I have no idea what King means when he says that the two sentences would "feel" the same. Furthermore, from what I understand, I think King has the example backwards. If propositions did not change their truth value over location, then wouldn't changing "In Carnelian Bay" with any other location (operator) result in "the same feeling" as the original sentence (instead of changing the proposition and keeping the location the same)?

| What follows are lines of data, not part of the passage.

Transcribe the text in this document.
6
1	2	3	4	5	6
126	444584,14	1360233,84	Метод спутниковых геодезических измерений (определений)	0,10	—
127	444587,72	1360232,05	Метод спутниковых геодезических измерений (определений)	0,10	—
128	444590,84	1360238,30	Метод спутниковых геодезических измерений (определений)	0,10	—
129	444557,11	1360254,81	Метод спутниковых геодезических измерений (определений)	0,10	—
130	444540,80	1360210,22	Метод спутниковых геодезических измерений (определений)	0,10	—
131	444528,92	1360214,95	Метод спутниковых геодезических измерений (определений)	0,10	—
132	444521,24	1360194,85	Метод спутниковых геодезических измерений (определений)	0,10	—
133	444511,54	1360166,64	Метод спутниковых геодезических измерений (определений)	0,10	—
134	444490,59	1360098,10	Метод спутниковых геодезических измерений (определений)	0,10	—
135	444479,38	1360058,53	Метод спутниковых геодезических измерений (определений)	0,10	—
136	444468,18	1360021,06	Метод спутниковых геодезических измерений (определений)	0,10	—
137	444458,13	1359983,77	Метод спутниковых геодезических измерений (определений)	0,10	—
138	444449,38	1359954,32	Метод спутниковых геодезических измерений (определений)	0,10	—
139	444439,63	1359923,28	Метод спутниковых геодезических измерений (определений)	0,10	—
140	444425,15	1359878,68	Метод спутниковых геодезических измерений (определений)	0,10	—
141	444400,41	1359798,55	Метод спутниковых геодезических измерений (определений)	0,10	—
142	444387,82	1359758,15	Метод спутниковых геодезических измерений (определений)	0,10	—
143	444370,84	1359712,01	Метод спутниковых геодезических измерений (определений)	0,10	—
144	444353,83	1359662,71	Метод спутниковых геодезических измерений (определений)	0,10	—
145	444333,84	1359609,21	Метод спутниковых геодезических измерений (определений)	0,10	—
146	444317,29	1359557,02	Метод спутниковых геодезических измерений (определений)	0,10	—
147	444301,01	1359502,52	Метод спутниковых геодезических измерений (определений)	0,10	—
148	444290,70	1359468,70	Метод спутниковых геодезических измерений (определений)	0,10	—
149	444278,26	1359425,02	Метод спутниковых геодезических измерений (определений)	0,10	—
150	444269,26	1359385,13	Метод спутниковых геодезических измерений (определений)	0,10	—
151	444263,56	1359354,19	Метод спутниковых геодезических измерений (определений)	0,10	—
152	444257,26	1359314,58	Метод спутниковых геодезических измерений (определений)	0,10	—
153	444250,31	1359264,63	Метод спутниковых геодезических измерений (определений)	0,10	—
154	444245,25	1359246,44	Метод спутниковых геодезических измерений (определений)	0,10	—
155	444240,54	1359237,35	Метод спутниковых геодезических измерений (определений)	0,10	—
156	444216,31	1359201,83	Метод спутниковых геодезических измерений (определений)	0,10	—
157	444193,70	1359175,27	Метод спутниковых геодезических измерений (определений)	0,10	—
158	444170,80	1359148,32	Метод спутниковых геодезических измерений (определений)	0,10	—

For example, what King should have said is that if propositions do not change their truth value over location, then "In Carnelian Bay there is a boat launching ramp" (where the truth determining context lies in 'there is a boat launching ramp') would "feel" the same as "In the Sahara Desert there is a boat launching ramp". This poses much more of a problem because here the vacuous operator should not affect the truth of the proposition (being that the context of 'there is a boat launching ramp' stays with 'there is a boat launching ramp') but the truth value has obviously changed. I don't think, however, that in King's example the two sentences necessarily "feel" different.

If this line of thought is true, then it is an objection to (2) and the argument is no longer valid.

Now to address (3).

Again, King confuses me with the example that he uses. He says that he is in Santa Monica right now and when he says "I believe the sun is shining" it is about Santa Monica right now. From this he claims that if he were to change location or time, the proposition would still be about "Santa Monica at this time" and so would not change in truth value. I think King is either confusing two different propositions or is being lazy in his speaking. Technically speaking, when King asserts "The sun is shining", he is not asserting anything about Santa Monica; or at the very least that he is implying that the context he is in at the time he says that sentence is to be taken as part of the proposition itself (some kind of non-spoken magically attaching part). Basically, I think King is just trying to get away with being lazy when it comes to saying when you really meant when you expressed a proposition.

The proposition King actually said was: "The sun is shining".

The proposition King intended the listener to understand was: "The sun is shining where I am right now", or "The sun is shining in Santa Monica right now", or "The sun is shining in Santa Monica at 3:05pm", etc. etc. etc.

When you blur this distinction, but then claim that people are wrong to say that your belief is not about Santa Monica when you say "The sun is shining", you are just confused by your own vagueness (and laziness - which is not a bad thing because speaking would become lengthy, tedious, and robotic if we were to speak as precisely as is needed in order to avoid these shortcuts in meaning).

If this line of argument is true, then it is an objection to (3) and King's starting argument is invalid.